3. Set the example. Be the change!

It doesn’t mean you need to have a 6 pack, eat only raw foods, and engage in 30 minutes of mindful meditation at the top of your daily 5am hilltop run.
It just means, live in pursuit of best health in a way that would make you proud to be seen — because: You ARE Seen.
When was the last time you told someone you were a Physical Therapist or Physical Therapist Assistant… or, any of the allied rehab therapy professions…… and, the person you were talking to had absolutely no idea what you did, who you were… just a plain and blank stare??? The fact is, major media and the entertainment industry have keyed into the fact that rehab therapists make good television (see “PT on TV”). We’ve been in the limelight, and, we’ve been around long enough as an industry where people recognize us and know us.
Now, while the general population may or may not have a full depth understanding of what we do… how much do WE really know what other professions do? Maybe even within the small circle of allied rehab therapy as it is? How detailed do we really know a nursing curriculum, or what MDs or DOs learn in school and receive in clinical training? What can we meaningfully outline in depth to what an audiologist, dentist, optometrist, or any other medical professional does in their entirety?
The chances are, if we were to try and spin down another medical profession’s roles, responsibilities, training, scope, and top of license capabilities… we’d likely and very unintentionally sell them short….. only because, we aren’t them and we don’t know them as well as they know themselves.
SO! This brings us all back to the fact that if we wish to be more known and more visible, if we want the public to see us as a first in line, choice provider: We need to lead by example. We live a life becoming of our profession. We need to engage in a way that shows us as accessible professionals and connect-worthy-individuals. We need to talk about our profession all the time… which leads us to!

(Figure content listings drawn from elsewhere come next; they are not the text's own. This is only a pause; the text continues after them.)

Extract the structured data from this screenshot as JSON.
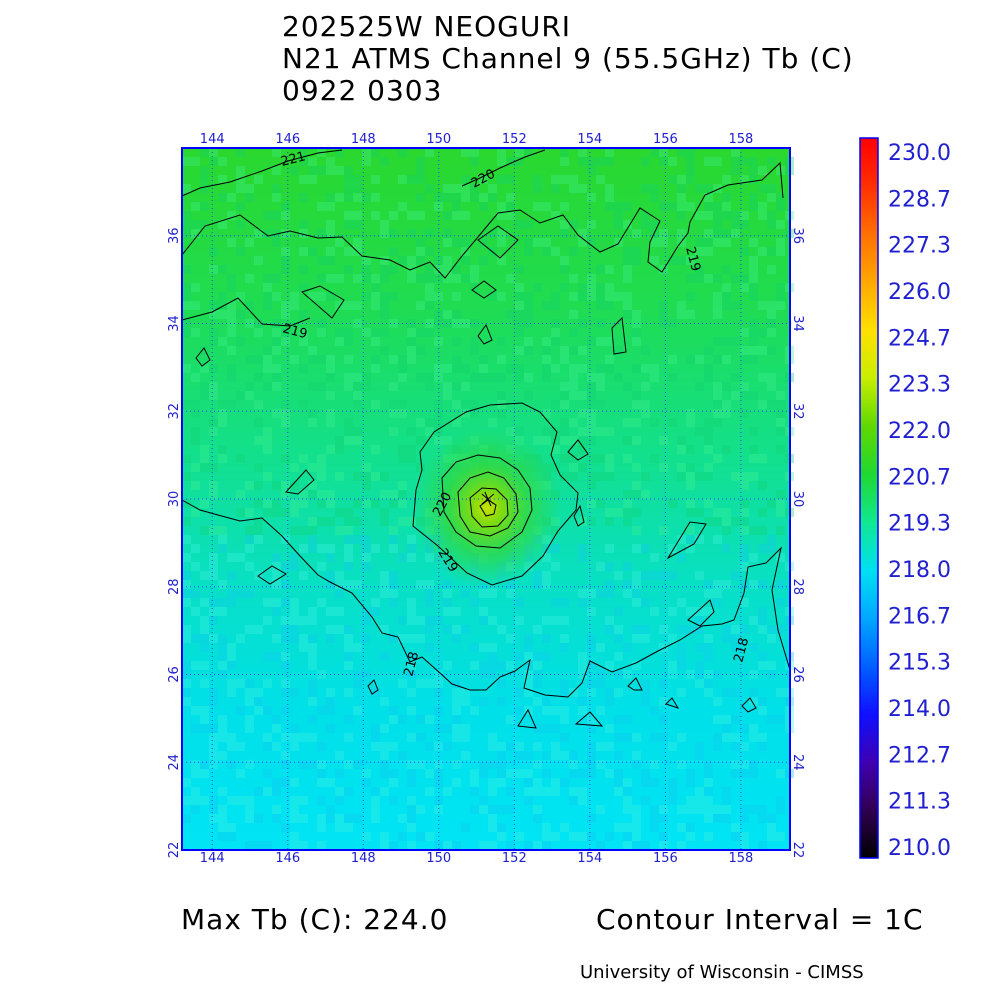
{
  "title": {
    "line1": "202525W NEOGURI",
    "line2": "N21 ATMS Channel 9 (55.5GHz) Tb (C)",
    "line3": "0922 0303"
  },
  "map": {
    "lon_min": 143.2,
    "lon_max": 159.3,
    "lat_min": 22.0,
    "lat_max": 38.0,
    "lon_ticks": [
      "144",
      "146",
      "148",
      "150",
      "152",
      "154",
      "156",
      "158"
    ],
    "lat_ticks": [
      "22",
      "24",
      "26",
      "28",
      "30",
      "32",
      "34",
      "36"
    ],
    "storm_center": {
      "lon": 151.3,
      "lat": 30.0
    },
    "contour_labels": [
      "221",
      "220",
      "219",
      "219",
      "220",
      "219",
      "218",
      "218"
    ]
  },
  "colorbar": {
    "labels": [
      "230.0",
      "228.7",
      "227.3",
      "226.0",
      "224.7",
      "223.3",
      "222.0",
      "220.7",
      "219.3",
      "218.0",
      "216.7",
      "215.3",
      "214.0",
      "212.7",
      "211.3",
      "210.0"
    ],
    "colors": [
      "#ff0000",
      "#ff3000",
      "#ff7000",
      "#ffa800",
      "#ffe000",
      "#c8ee00",
      "#60d800",
      "#20d830",
      "#10e890",
      "#00e0f0",
      "#00a8ff",
      "#0060ff",
      "#1010ff",
      "#4000b0",
      "#300050",
      "#000000"
    ]
  },
  "footer": {
    "max_tb": "Max Tb (C): 224.0",
    "contour_interval": "Contour Interval = 1C",
    "credit": "University of Wisconsin - CIMSS"
  }
}
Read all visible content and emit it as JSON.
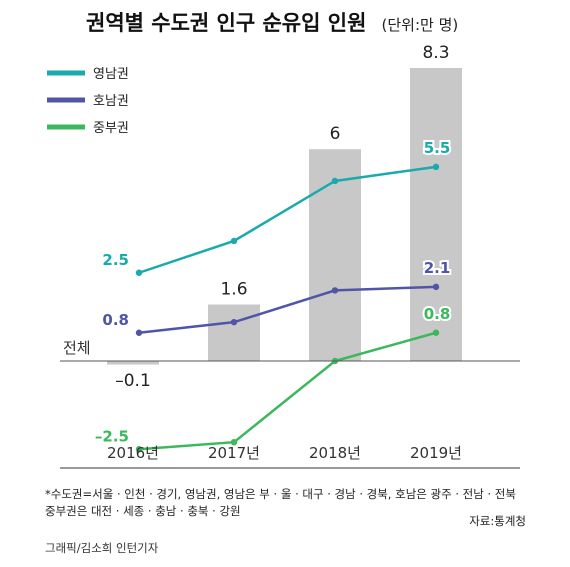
{
  "chart_data": {
    "type": "bar",
    "title": "권역별 수도권 인구 순유입 인원",
    "unit": "(단위:만 명)",
    "categories": [
      "2016년",
      "2017년",
      "2018년",
      "2019년"
    ],
    "bar_series": {
      "name": "전체",
      "values": [
        -0.1,
        1.6,
        6,
        8.3
      ],
      "value_labels": [
        "–0.1",
        "1.6",
        "6",
        "8.3"
      ],
      "color": "#c8c8c8"
    },
    "line_series": [
      {
        "name": "영남권",
        "color": "#1aa9ad",
        "values": [
          2.5,
          3.4,
          5.1,
          5.5
        ],
        "labels": {
          "0": "2.5",
          "3": "5.5"
        }
      },
      {
        "name": "호남권",
        "color": "#5055a8",
        "values": [
          0.8,
          1.1,
          2.0,
          2.1
        ],
        "labels": {
          "0": "0.8",
          "3": "2.1"
        }
      },
      {
        "name": "중부권",
        "color": "#3cb85c",
        "values": [
          -2.5,
          -2.3,
          0.0,
          0.8
        ],
        "labels": {
          "0": "–2.5",
          "3": "0.8"
        }
      }
    ],
    "ylim": [
      -3,
      8.8
    ],
    "baseline_label": "전체",
    "legend_position": "top-left",
    "grid": false
  },
  "note": {
    "line1": "*수도권=서울 · 인천 · 경기, 영남권, 영남은 부 · 울 · 대구 · 경남 · 경북, 호남은 광주 · 전남 · 전북",
    "line2": "중부권은 대전 · 세종 · 충남 · 충북 · 강원"
  },
  "source": "자료:통계청",
  "credit": "그래픽/김소희 인턴기자"
}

4. A Vegan and A CrossFitter Walk Into A Bar…

“I only know this because they told the entire bar within two minutes.”
Too soon? ?
The fact is.. you ooze this stuff. Everything you see, everything you say, everything you hear, and everything you do is encoded like PT much as Neo interacts with the matrix.

If you are sensing a theme, you’re absolutely spot on. What this fourth habit is really encouraging you to do is to truly talk and share about Physical Therapy beyond the #PTwins sharing, beyond being available… it’s challenging you to be outwardly expressive in the same way you’re already inwardly aware of how so many facets of life can be seen in PT code. So, share it and share it gratuitously. The 2020s as a decade could certainly use some social influence in pursuit of best health.

5. Lead a community class.

During the nascent years of my career, I had the opportunity to open up a hospital based community fitness/wellness program based on kettlebells and physical therapy wellness principles. During the two years we ran that program, we were named as finalists for the Best in San Diego contest as ran by the local news outlet The Union Tribune. Now, this was way back in the early twenty-teens.
That said, it was an incredible experience as it most fitness programs come out of gyms, studios, and health clubs — rarely do they come out of a medical brand or healthcare practice. As such, we got a different level of attention and TRUST from the public… an exercise and wellness program that was developed by clinicians. Our attendees felt safe under our supervision and more willing to engage in high intensity exercise.
Of the many memories, two moments stand out: (1) when an attendee who had lived with chronic pain for years said for the first time in 20 years, they didn’t have bilateral knee pain. And, (2) this incredible throwback moment caught on video:

Suffice to say, this class was the joy of my time working in this metropolitan medical campus. Why? Because it was through this class I saw the true potential of showing the general community IN PERSON the power, breadth, depth, and scope of Physical Therapy.